How To Ride A Dead Horse:
 1. Buy a stronger whip.
 2. Change riders.
 3. Thraten the horse with termination.
 4. Arrange to visit other countries to see how others ride dead horses.

 5. Appoint a committee to study the horse.  (University funding on its
way!)
 6. Lower the standards so theat dead horses can be included.
 7. Re-classify the dead horse as "living impaired."

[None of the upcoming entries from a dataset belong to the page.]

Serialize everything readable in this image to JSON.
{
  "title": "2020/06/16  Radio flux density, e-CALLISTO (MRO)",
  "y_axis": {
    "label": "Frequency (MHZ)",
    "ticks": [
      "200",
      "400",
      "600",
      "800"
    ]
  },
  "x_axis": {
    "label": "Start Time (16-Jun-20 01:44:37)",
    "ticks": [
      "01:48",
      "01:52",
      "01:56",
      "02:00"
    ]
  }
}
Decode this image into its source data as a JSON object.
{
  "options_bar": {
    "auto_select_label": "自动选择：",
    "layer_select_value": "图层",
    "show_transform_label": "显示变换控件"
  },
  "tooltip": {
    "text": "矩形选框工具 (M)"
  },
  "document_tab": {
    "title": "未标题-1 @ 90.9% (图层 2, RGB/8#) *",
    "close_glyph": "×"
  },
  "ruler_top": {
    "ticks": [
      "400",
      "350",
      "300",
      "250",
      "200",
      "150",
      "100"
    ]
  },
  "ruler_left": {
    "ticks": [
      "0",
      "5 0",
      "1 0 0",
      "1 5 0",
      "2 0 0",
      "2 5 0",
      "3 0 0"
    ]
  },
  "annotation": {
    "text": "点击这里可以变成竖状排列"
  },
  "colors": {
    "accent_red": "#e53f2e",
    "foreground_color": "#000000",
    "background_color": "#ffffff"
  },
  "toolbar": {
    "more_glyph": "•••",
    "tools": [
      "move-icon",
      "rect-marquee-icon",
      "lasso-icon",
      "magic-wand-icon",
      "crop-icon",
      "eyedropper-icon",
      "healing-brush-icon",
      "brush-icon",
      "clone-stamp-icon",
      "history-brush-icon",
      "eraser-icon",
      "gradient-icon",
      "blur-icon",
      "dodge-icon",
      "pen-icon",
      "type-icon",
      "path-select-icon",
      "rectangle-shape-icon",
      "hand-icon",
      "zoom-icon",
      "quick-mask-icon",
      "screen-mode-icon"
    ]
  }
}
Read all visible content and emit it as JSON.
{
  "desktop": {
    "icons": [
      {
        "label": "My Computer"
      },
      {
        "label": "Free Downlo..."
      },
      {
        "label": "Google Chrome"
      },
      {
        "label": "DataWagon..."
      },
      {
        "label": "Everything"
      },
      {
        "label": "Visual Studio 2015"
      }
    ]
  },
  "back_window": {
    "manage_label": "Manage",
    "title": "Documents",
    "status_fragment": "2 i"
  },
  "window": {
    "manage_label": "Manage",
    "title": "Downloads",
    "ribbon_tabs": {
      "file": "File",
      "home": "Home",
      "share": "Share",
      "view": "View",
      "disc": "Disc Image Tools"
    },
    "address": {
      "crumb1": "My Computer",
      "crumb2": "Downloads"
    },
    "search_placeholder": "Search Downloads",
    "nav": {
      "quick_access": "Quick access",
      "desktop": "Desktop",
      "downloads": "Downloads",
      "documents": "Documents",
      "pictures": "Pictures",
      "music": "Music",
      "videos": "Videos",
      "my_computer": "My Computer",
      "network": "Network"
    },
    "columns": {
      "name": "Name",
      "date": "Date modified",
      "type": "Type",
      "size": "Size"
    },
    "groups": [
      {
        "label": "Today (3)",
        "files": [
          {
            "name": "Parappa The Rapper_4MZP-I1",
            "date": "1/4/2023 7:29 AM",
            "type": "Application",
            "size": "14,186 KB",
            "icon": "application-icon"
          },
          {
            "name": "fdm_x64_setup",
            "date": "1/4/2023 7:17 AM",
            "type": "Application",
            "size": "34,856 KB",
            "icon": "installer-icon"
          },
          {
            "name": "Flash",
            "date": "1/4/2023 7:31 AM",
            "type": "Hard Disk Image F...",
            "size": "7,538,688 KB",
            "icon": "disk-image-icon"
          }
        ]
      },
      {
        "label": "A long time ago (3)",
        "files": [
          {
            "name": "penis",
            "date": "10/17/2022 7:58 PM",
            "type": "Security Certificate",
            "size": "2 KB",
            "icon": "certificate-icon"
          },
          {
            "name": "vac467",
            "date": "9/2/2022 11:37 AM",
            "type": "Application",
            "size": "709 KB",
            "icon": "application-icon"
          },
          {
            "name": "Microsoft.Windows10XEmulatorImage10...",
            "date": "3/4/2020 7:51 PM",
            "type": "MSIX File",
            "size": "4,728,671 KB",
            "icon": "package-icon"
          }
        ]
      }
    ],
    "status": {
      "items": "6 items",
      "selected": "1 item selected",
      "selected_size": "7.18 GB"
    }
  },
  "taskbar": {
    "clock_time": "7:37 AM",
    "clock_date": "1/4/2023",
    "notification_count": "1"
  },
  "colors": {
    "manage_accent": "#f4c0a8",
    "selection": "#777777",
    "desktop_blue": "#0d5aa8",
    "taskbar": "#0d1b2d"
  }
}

 8. Hire outside contractors to ride the dead horse.
 9. Harness several dead horses together to increas the speed.
10. Provide additional funding and/or training to increase the dead
horse's performance.
11. Conduct a productivity study to see if lighter riders would improve
the dead horse's importance.
12. Declare that as dead horses do not have to be fed, it is less
costly, carries lower overhead, and therefore contributes substantially
more to the bottom line of the economy than do some other horses.
(sounds like washington lobbyists)
13. Re-write the expected performance requirements for all horses.
14. Promote the dead horse to a supervisory position.
15. Ask for a government grant to study the dead horse.
16. Make a display or memorial for the dead horse.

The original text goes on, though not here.